The roots of animation are embedded in some of the most fundamental questions of human existence. Ancient, proto, and pre-cinematic devices attempt to illuminate concepts such as life and death, mythologies, causality, being and non-being, the visible and invisible worlds, beauty, and the origins of creation itself. Contemporary animation’s precursors seem to ask the question—with all of its implications—what is mind, what is body, what is time, what is life, and can the human animal recreate these things?

This thought exercise does not imply that the current state of the industry is any less important to animation education than a philosophical approach. Instead, an alternative approach simply provides balance to the hegemony of commercial application and suggests that there is great value to arts and sciences in embracing a study of a philosophy of animation, and philosophy through animation, by means of an excavation of animation’s histories, perceptual trickeries, motives, mythologies, and pre-cinematic attempts.

Fig. 2. An investigation of the workings of zoetropes and similar optical devices can serve as an important point of discussion with animation students.

In addition and importantly, a study of animation through a pre-cinematic lens can make concepts accessible to students from diverse economic and social backgrounds, as these so-called philosophical toys generally do not require expensive technology and can be crafted from easily found materials. Flipbooks, zoetropes, phenakistiscopes, and thaumatropes are all excellent vehicles by which to quickly initiate interdisciplinary discussions of perception, meaning, reality, scientific inquiry, representation, mortality, art, and philosophy with animation students.

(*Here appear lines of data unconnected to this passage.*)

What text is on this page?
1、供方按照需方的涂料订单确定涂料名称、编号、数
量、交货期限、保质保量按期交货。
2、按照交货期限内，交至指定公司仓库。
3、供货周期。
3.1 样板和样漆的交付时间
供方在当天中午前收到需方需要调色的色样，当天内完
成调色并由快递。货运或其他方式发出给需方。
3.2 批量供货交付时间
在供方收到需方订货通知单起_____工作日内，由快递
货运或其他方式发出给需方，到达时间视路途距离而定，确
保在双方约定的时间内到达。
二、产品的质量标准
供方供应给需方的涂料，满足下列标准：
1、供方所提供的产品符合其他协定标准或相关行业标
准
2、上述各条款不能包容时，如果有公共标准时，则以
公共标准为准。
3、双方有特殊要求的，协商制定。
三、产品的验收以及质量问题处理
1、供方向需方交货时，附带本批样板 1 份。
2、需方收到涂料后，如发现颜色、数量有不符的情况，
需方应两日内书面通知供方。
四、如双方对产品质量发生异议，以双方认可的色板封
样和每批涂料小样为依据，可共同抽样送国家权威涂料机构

Red Raven Records and early optical devices provide a very important entry point into discussions with students about animation’s possibilities. Studying such devices reveals the core perceptual secrets of illusion and, I’d argue, its philosophical opportunity. To understand this illusion and to perhaps move it forward means that animators might do well to revisit the scientific and philosophical foundations of the form and attempt to excavate the formal principles of movement, time, and the perceptual conditions that constitute the illusion of movement. Zoetropes, phenakistiscopes, praxinoscopes, and even Red Raven Movie Records centrifuge the spectacle into its essences. They provide an important basis for discussions not only about animation’s history, but also about its future.

 

Robby Gilbert is an Assistant Professor of Animation at Northern Vermont University and a Visiting Professor of Animation at Bennington College where he teaches the History of Animation and Philosophies and Formal Elements of Animation and the Moving Image.

 

[1] Kusahara, Machiko. “The “Baby Talkie,” Domestic Media, and the Japanese Modern”, in: Erkki Huhtamo and Jussi Parikka (eds.), Media Archaeology, Approaches, Applications, and Implications, University of California Press, 2011.

[2] Merleau-Ponty, Maurice. Phenomenology of Perception. Routledge, 2002.